Aging is the main known risk factor for sporadic forms of neurodegenerative diseases associated with aberrant protein aggregation such as Alzheimer’s disease and Parkinson’s disease. Still we do not understand how aging contributes to pathogenesis. Significantly, we discovered that part of the proteome aggregates in aged Caenorhabditis elegans (DOI: 10.1371/journal.pbio.1000450). These results have since been confirmed in other organisms including mammals. Therefore protein aggregation is not restricted to a disease context as previously assumed but rather a major problem that the organism is confronted with during normal aging.
This novel marker of aging gives us the unprecedented opportunity to discover unique endogenous mechanisms responsible for promoting a healthy proteome. In particular, we aim to understand how longevity-related pathways deal with protein aggregation. Another main aspect of our research is to characterize the similarities and differences between age-dependent protein aggregation and disease-associated protein aggregation. Most importantly we are exploring how age-dependent protein aggregation is linked to unhealthy aging and neurodegeneration.
The model organism of choice used in our lab is the 1mm-long nematode C. elegans. With a short lifespan and its relative simplicity, this organism is an ideal model for aging research. We use a combination of genetic, biochemical, proteomic, microfluidic and high-resolution imaging techniques to investigate protein aggregation in C. elegans.

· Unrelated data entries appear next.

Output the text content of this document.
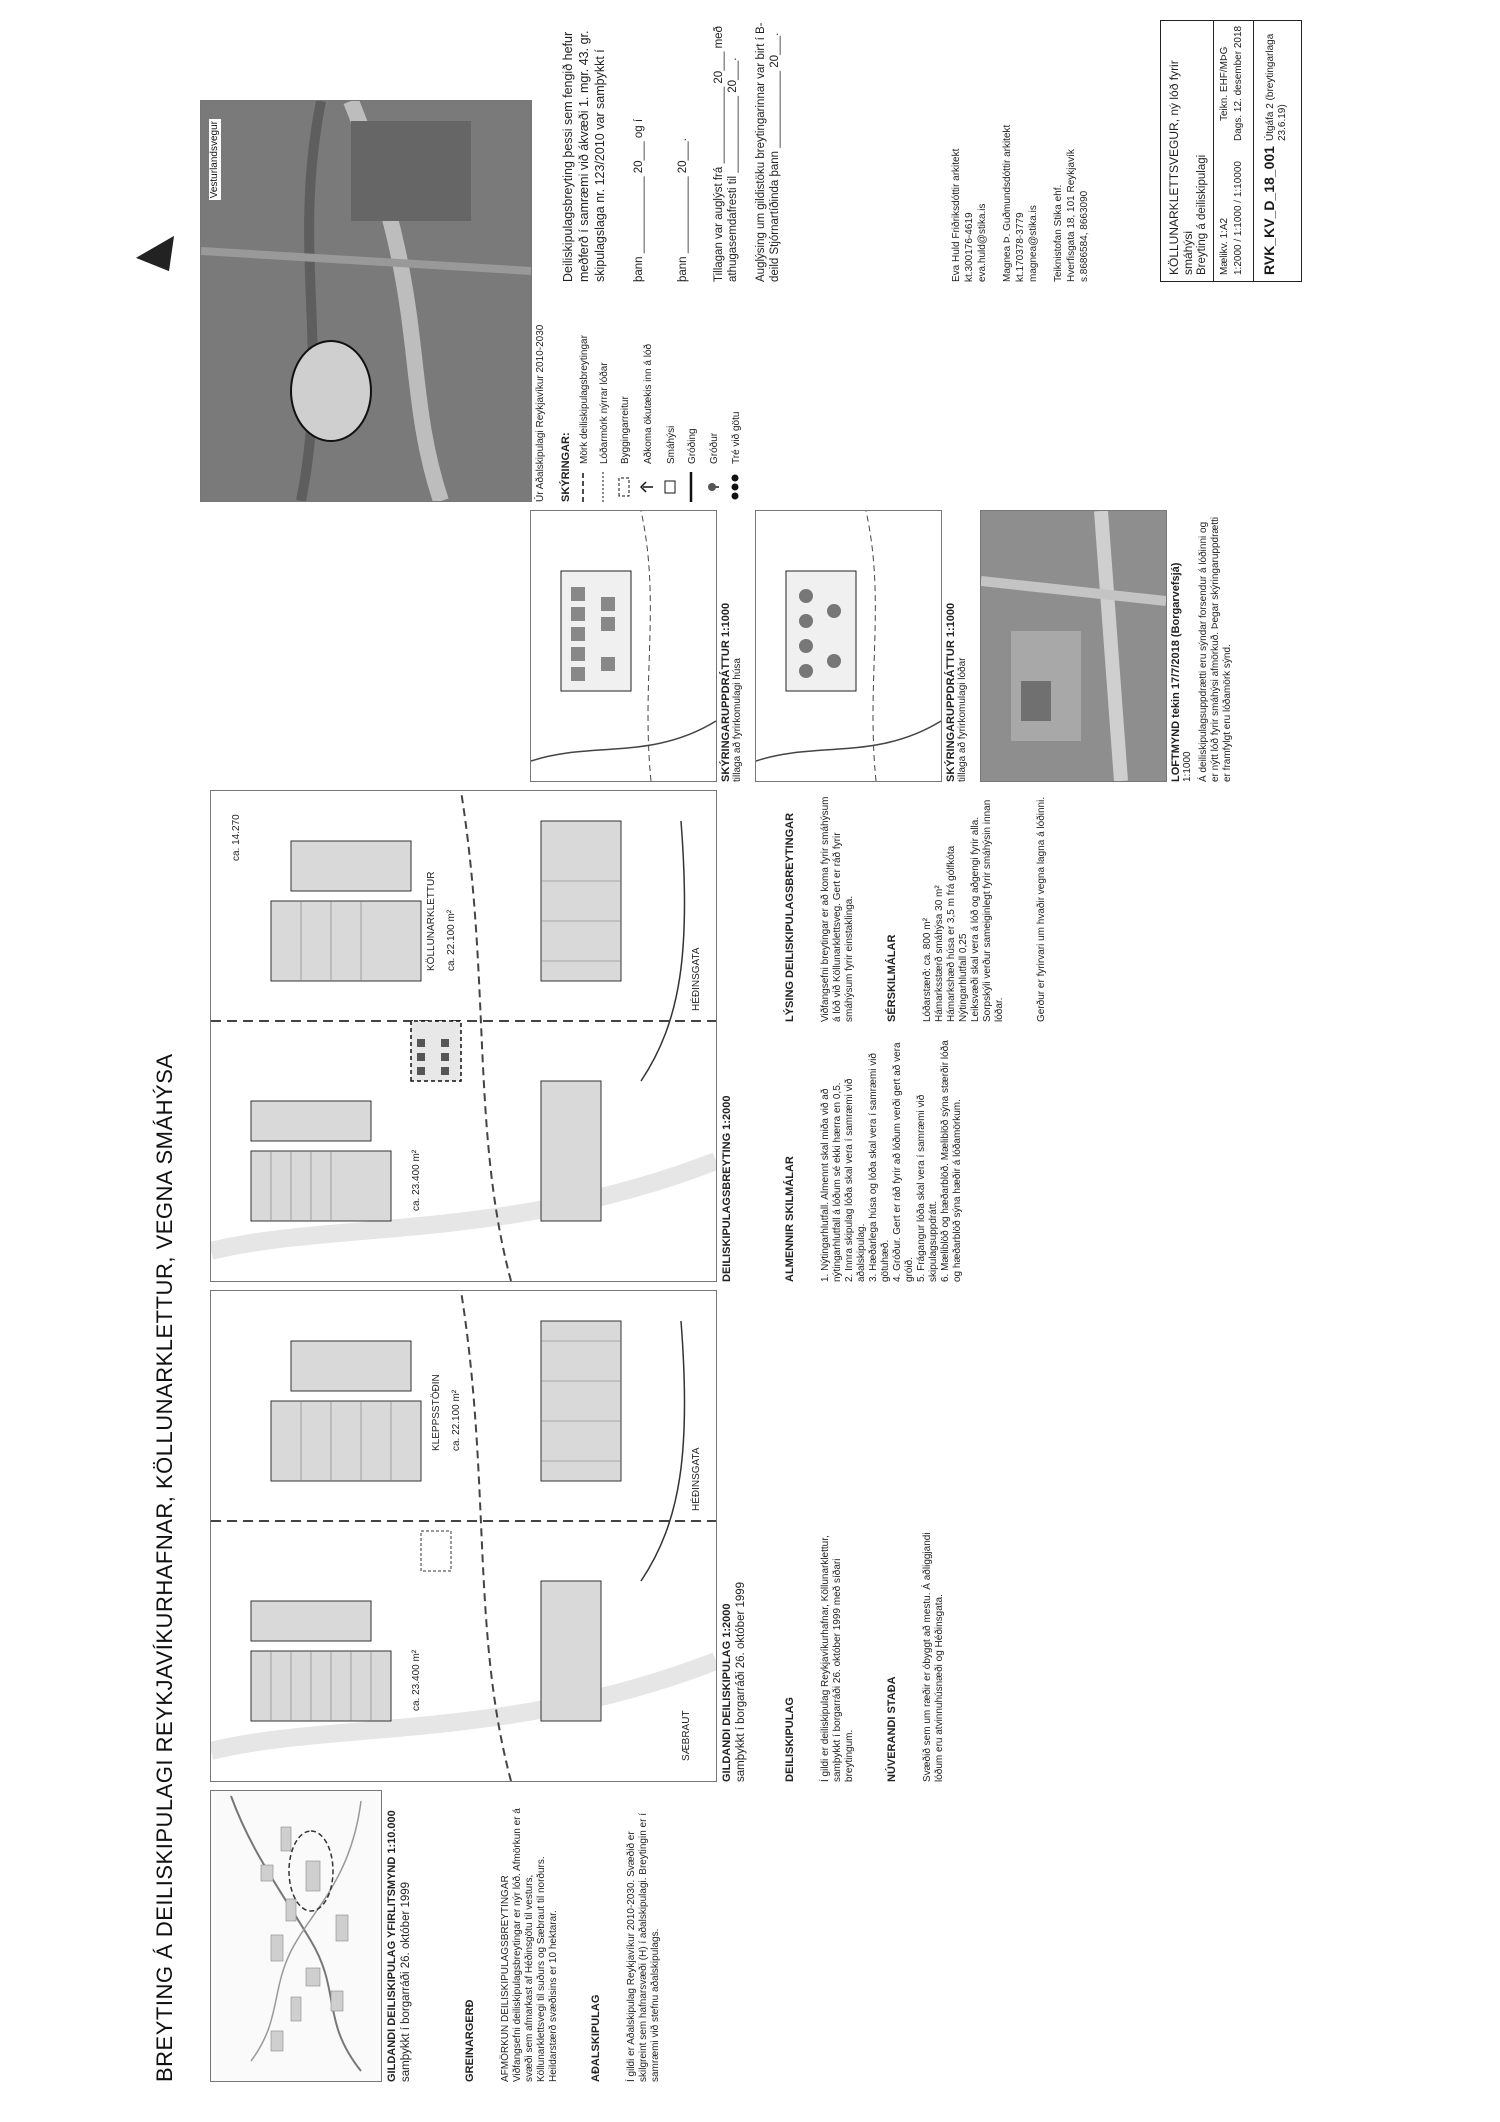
BREYTING Á DEILISKIPULAGI REYKJAVÍKURHAFNAR, KÖLLUNARKLETTUR, VEGNA SMÁHÝSA	GILDANDI DEILISKIPULAG YFIRLITSMYND 1:10.000 samþykkt í borgarráði 26. október 1999
SÆBRAUT
KLEPPSSTÖÐIN ca. 22.100 m²
ca. 23.400 m²
HÉÐINSGATA
GILDANDI DEILISKIPULAG 1:2000 samþykkt í borgarráði 26. október 1999
KÖLLUNARKLETTUR ca. 22.100 m²
ca. 14.270
ca. 23.400 m²
HÉÐINSGATA
DEILISKIPULAGSBREYTING 1:2000

GREINARGERÐ

AFMÖRKUN DEILISKIPULAGSBREYTINGAR
Viðfangsefni deiliskipulagsbreytingar er nýr lóð. Afmörkun er á svæði sem afmarkast af Héðinsgötu til vesturs, Köllunarklettsvegi til suðurs og Sæbraut til norðurs. Heildarstærð svæðisins er 10 hektarar.

AÐALSKIPULAG

Í gildi er Aðalskipulag Reykjavíkur 2010-2030. Svæðið er skilgreint sem hafnarsvæði (H) í aðalskipulagi. Breytingin er í samræmi við stefnu aðalskipulags.

DEILISKIPULAG

Í gildi er deiliskipulag Reykjavíkurhafnar, Köllunarklettur, samþykkt í borgarráði 26. október 1999 með síðari breytingum.

	NÚVERANDI STAÐA

Svæðið sem um ræðir er óbyggt að mestu. Á aðliggjandi lóðum eru atvinnuhúsnæði og Héðinsgata.

ALMENNIR SKILMÁLAR

1. Nýtingarhlutfall. Almennt skal miða við að nýtingarhlutfall á lóðum sé ekki hærra en 0,5.
2. Innra skipulag lóða skal vera í samræmi við aðalskipulag.
3. Hæðarlega húsa og lóða skal vera í samræmi við götuhæð.
4. Gróður. Gert er ráð fyrir að lóðum verði gert að vera gróið.
5. Frágangur lóða skal vera í samræmi við skipulagsuppdrátt.
6. Mæliblöð og hæðarblöð. Mæliblöð sýna stærðir lóða og hæðarblöð sýna hæðir á lóðamörkum.

LÝSING DEILISKIPULAGSBREYTINGAR

Viðfangsefni breytingar er að koma fyrir smáhýsum á lóð við Köllunarklettsveg. Gert er ráð fyrir smáhýsum fyrir einstaklinga.

	SÉRSKILMÁLAR

Lóðarstærð: ca. 800 m²
Hámarksstærð smáhýsa 30 m²
Hámarkshæð húsa er 3,5 m frá gólfkóta
Nýtingarhlutfall 0,25
Leiksvæði skal vera á lóð og aðgengi fyrir alla.
Sorpskýli verður sameiginlegt fyrir smáhýsin innan lóðar.

	Gerður er fyrirvari um hvaðir vegna lagna á lóðinni.

SKÝRINGARUPPDRÁTTUR 1:1000 tillaga að fyrirkomulagi húsa	SKÝRINGARUPPDRÁTTUR 1:1000 tillaga að fyrirkomulagi lóðar	LOFTMYND tekin 17/7/2018 (Borgarvefsjá) 1:1000 Á deiliskipulagsuppdrætti eru sýndar forsendur á lóðinni og er nýtt lóð fyrir smáhýsi afmörkuð. Þegar skýringaruppdrætti er framfylgt eru lóðamörk sýnd.
Vesturlandsvegur
Úr Aðalskipulagi Reykjavíkur 2010-2030 SKÝRINGAR:
Mörk deiliskipulagsbreytingar Lóðarmörk nýrrar lóðar Byggingarreitur Aðkoma ökutækis inn á lóð Smáhýsi Gróðing Gróður Tré við götu
Deiliskipulagsbreyting þessi sem fengið hefur meðferð í samræmi við ákvæði 1. mgr. 43. gr. skipulagslaga nr. 123/2010 var samþykkt í þann ____________ 20___ og í	þann ____________ 20___. Tillagan var auglýst frá ____________ 20___ með athugasemdafresti til ____________ 20___. Auglýsing um gildistöku breytingarinnar var birt í B-deild Stjórnartíðinda þann ____________ 20___.	Eva Huld Friðriksdóttir arkitekt kt.300176-4619 eva.huld@stika.is Magnea Þ. Guðmundsdóttir arkitekt kt.170378-3779 magnea@stika.is Teiknistofan Stika ehf. Hverfisgata 18, 101 Reykjavík s.8686584, 8663090	KÖLLUNARKLETTSVEGUR, ný lóð fyrir smáhýsi Breyting á deiliskipulagi Mælikv. 1:A2 1:2000 / 1:1000 / 1:10000
Teikn. EHF/MÞG Dags. 12. desember 2018
RVK_KV_D_18_001
Útgáfa 2 (breytingarlaga 23.6.19)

Some recent highlights from our lab show how changes with age could contribute to pathogenesis in neurodegenerative diseases:
In Groh et al. (DOI: 10.3389/fnagi.2017.00138), we prove for the first time that minute amounts of age-dependent protein aggregates cross-seed amyloid-β aggregation found in Alzheimer’ disease. Specifically, aggregates formed during middle-age in C. elegans initiated early amyloid-β aggregation in vitro. Confirming the relevance for mammals, we obtained similar effects using aggregates from aged wild-type mouse brains. Promising results using C. elegans suggest that cross-seeding is also likely to happen in vivo. Thus this proof-of-concept study provides experimental evidence for a direct link between the molecular mechanisms of aging and pathogenesis.
In Lechler et al. (DOI: 10.1016/j.celrep.2016.12.033 and 10.1080/19336896.2017.1356559), we demonstrate the inherent aggregation propensity of key stress granule proteins in aging C. elegans. Importantly, we found that animals with stress granule aggregates were less fit compared to those without aggregation. Significantly, we discovered that maintaining dynamic stress granule proteins was a priority in long-lived animals. Overall, these findings help explain why stress granule proteins are often found in pathological protein aggregates and emphasize their potential role in promoting neurodegeneration.